A robust methodology for long-term sustainability evaluation of Machine Learning models
Jorge Paz-Ruza, João Gama, Amparo Alonso-Betanzos, Bertha Guijarro-Berdiñas
TL;DR
This work addresses the inadequacy of short-term, batch-centric sustainability assessments for ML systems by proposing a model-agnostic, long-term evaluation protocol that accommodates both batch and streaming learning. It assesses performance, sustainability, and data availability along a lifecycle trajectory with sequential data and prequential evaluation. Empirical results across multiple datasets reveal that long-term environmental cost can be large with marginal performance gains, and streaming approaches can rival batch methods on simpler tasks. The proposed protocol offers a practical framework for regulators and practitioners to evaluate ML sustainability in real-world, evolving usage scenarios, with broad implications for deploying energy-efficient AI.
Abstract
Sustainability and efficiency have become essential considerations in the development and deployment of Artificial Intelligence systems, yet existing regulatory and reporting practices lack standardized, model-agnostic evaluation protocols.

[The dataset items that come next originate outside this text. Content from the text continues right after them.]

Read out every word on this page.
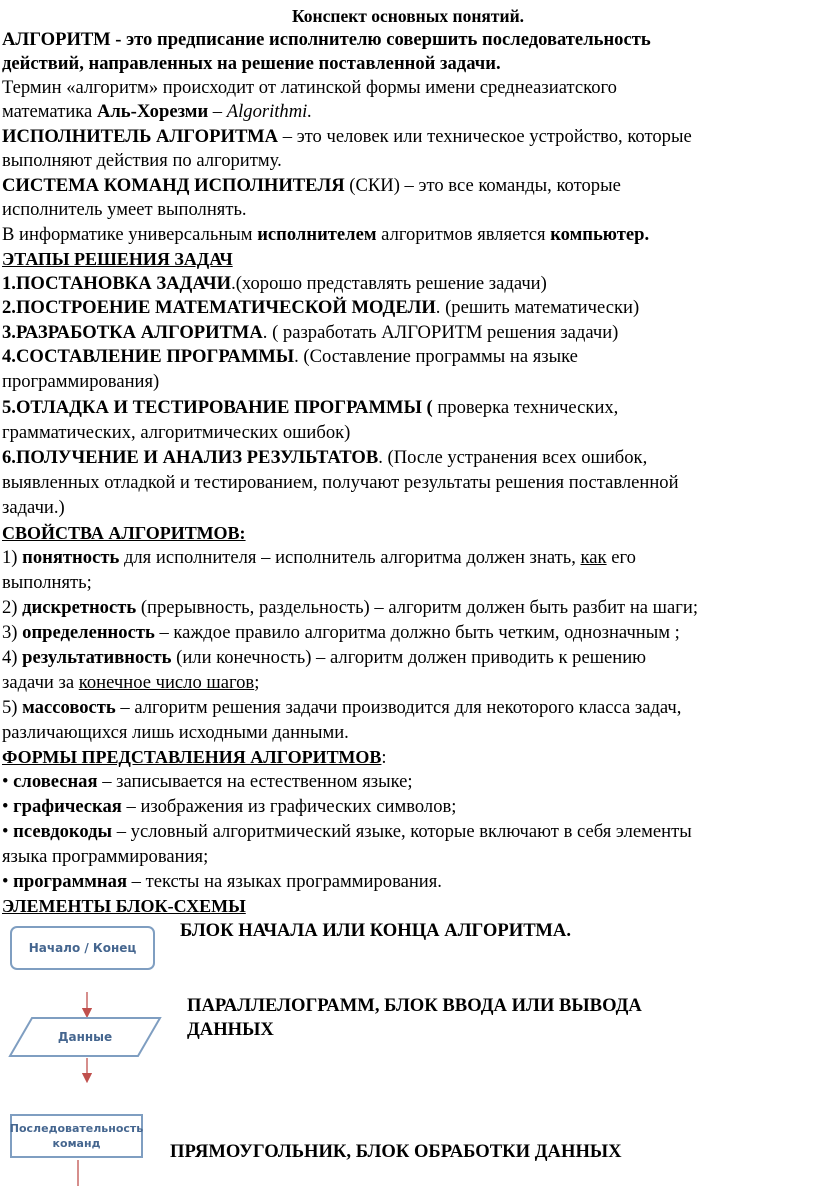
Конспект основных понятий.
АЛГОРИТМ - это предписание исполнителю совершить последовательность
действий, направленных на решение поставленной задачи.
Термин «алгоритм» происходит от латинской формы имени среднеазиатского
математика Аль-Хорезми – Algorithmi.
ИСПОЛНИТЕЛЬ АЛГОРИТМА – это человек или техническое устройство, которые
выполняют действия по алгоритму.
СИСТЕМА КОМАНД ИСПОЛНИТЕЛЯ (СКИ) – это все команды, которые
исполнитель умеет выполнять.
В информатике универсальным исполнителем алгоритмов является компьютер.
ЭТАПЫ РЕШЕНИЯ ЗАДАЧ
1.ПОСТАНОВКА ЗАДАЧИ.(хорошо представлять решение задачи)
2.ПОСТРОЕНИЕ МАТЕМАТИЧЕСКОЙ МОДЕЛИ. (решить математически)
3.РАЗРАБОТКА АЛГОРИТМА. ( разработать АЛГОРИТМ решения задачи)
4.СОСТАВЛЕНИЕ ПРОГРАММЫ. (Составление программы на языке
программирования)
5.ОТЛАДКА И ТЕСТИРОВАНИЕ ПРОГРАММЫ ( проверка технических,
грамматических, алгоритмических ошибок)
6.ПОЛУЧЕНИЕ И АНАЛИЗ РЕЗУЛЬТАТОВ. (После устранения всех ошибок,
выявленных отладкой и тестированием, получают результаты решения поставленной
задачи.)
СВОЙСТВА АЛГОРИТМОВ:
1) понятность для исполнителя – исполнитель алгоритма должен знать, как его
выполнять;
2) дискретность (прерывность, раздельность) – алгоритм должен быть разбит на шаги;
3) определенность – каждое правило алгоритма должно быть четким, однозначным ;
4) результативность (или конечность) – алгоритм должен приводить к решению
задачи за конечное число шагов;
5) массовость – алгоритм решения задачи производится для некоторого класса задач,
различающихся лишь исходными данными.
ФОРМЫ ПРЕДСТАВЛЕНИЯ АЛГОРИТМОВ:
• словесная – записывается на естественном языке;
• графическая – изображения из графических символов;
• псевдокоды – условный алгоритмический языке, которые включают в себя элементы
языка программирования;
• программная – тексты на языках программирования.
ЭЛЕМЕНТЫ БЛОК-СХЕМЫ
Начало / Конец
БЛОК НАЧАЛА ИЛИ КОНЦА АЛГОРИТМА.
Данные
ПАРАЛЛЕЛОГРАММ, БЛОК ВВОДА ИЛИ ВЫВОДА
ДАННЫХ
Последовательность
команд	ПРЯМОУГОЛЬНИК, БЛОК ОБРАБОТКИ ДАННЫХ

Current assessments often measure only short-term experimental resource usage and disproportionately emphasize batch learning settings, failing to reflect real-world, long-term AI lifecycles. In this work, we propose a comprehensive evaluation protocol for assessing the long-term sustainability of ML models, applicable to both batch and streaming learning scenarios. Through experiments on diverse classification tasks using a range of model types, we demonstrate that traditional static train-test evaluations do not reliably capture sustainability under evolving data and repeated model updates. Our results show that long-term sustainability varies significantly across models, and in many cases, higher environmental cost yields little performance benefit.